There was tomblike silence as the judge pronounced the verdict. “I find the defendant, Theodore Robert Bundy, guilty of aggravated kidnapping, a first-degree felony.”

Ted’s face was impassive. From behind him came the sound of Louise Bundy’s gasp. Her tears began. Johnnie Bundy reached to comfort her. So, too, did Cas Richter, who had come, with troubled emotions, to be there.

John O’Connell swallowed hard.

The weight of the decision and the deliberations which had gone into it showed on the weary face of Judge Hanson as he looked down at Bundy. It had been a difficult role for him, sighed the judge. “I cannot say that there weren’t any doubts,” he confessed. But, he added, there were no reasonable doubts based on the evidence.

Ted Bundy stood as a convicted felon, a stoic look masking his inner anger. “I wonder,” he asked flatly, “if I could have a couple of minutes with my parents?”

The judge agreed to that. There would be an extensive presentence examination prior to any decision on probation or prison sentence, he indicated.

In the explosion of activity, reporters swarmed after O’Connell for comment.

“The turning point was when you people started bringing in other cases,” O’Connell told the newspeople.

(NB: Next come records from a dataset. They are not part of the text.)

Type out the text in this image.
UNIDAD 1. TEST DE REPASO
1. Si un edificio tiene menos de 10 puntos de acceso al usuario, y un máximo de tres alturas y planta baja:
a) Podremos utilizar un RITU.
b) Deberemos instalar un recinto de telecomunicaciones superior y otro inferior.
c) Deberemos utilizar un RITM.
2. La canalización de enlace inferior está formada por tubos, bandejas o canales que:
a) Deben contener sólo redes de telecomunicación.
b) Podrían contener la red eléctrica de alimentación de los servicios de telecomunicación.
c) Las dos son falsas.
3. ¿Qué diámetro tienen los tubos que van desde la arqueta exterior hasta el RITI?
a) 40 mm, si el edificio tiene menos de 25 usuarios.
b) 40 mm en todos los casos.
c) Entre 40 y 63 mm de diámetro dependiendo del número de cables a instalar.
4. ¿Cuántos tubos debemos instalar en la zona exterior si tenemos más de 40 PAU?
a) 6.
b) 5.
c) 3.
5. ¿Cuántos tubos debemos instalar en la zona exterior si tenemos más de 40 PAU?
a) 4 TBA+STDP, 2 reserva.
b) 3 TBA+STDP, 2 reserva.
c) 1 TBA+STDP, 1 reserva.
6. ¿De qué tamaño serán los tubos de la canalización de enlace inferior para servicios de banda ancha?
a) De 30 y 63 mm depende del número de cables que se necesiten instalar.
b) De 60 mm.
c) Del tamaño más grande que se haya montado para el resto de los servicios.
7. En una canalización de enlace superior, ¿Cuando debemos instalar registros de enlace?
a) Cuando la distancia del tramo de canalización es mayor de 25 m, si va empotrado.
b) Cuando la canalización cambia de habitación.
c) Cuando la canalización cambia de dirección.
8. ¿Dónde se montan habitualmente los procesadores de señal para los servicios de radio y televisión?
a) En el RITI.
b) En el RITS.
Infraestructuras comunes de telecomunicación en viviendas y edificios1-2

There would be an appeal, there was a presentence investigation pending, so O’Connell was saying nothing further. Privately, though, he was furious. If the defendant’s name had been different—something other than “Ted,” the highly publicized Ted Bundy—he fervently believed, the verdict would have been innocent.

“Dave,” shouted a reporter at Yocom, who was leaving the building through a lower-level corridor, “when did you know you had a conviction?”

Yocom muttered he’d make no comment. Afterward, though, Yocom confessed the answer in a quiet aside to Paul Van Dam, the county attorney walking beside him. “I didn’t know I had a conviction,” Yocom grinned, “until I heard the word ‘guilty’ from the judge.”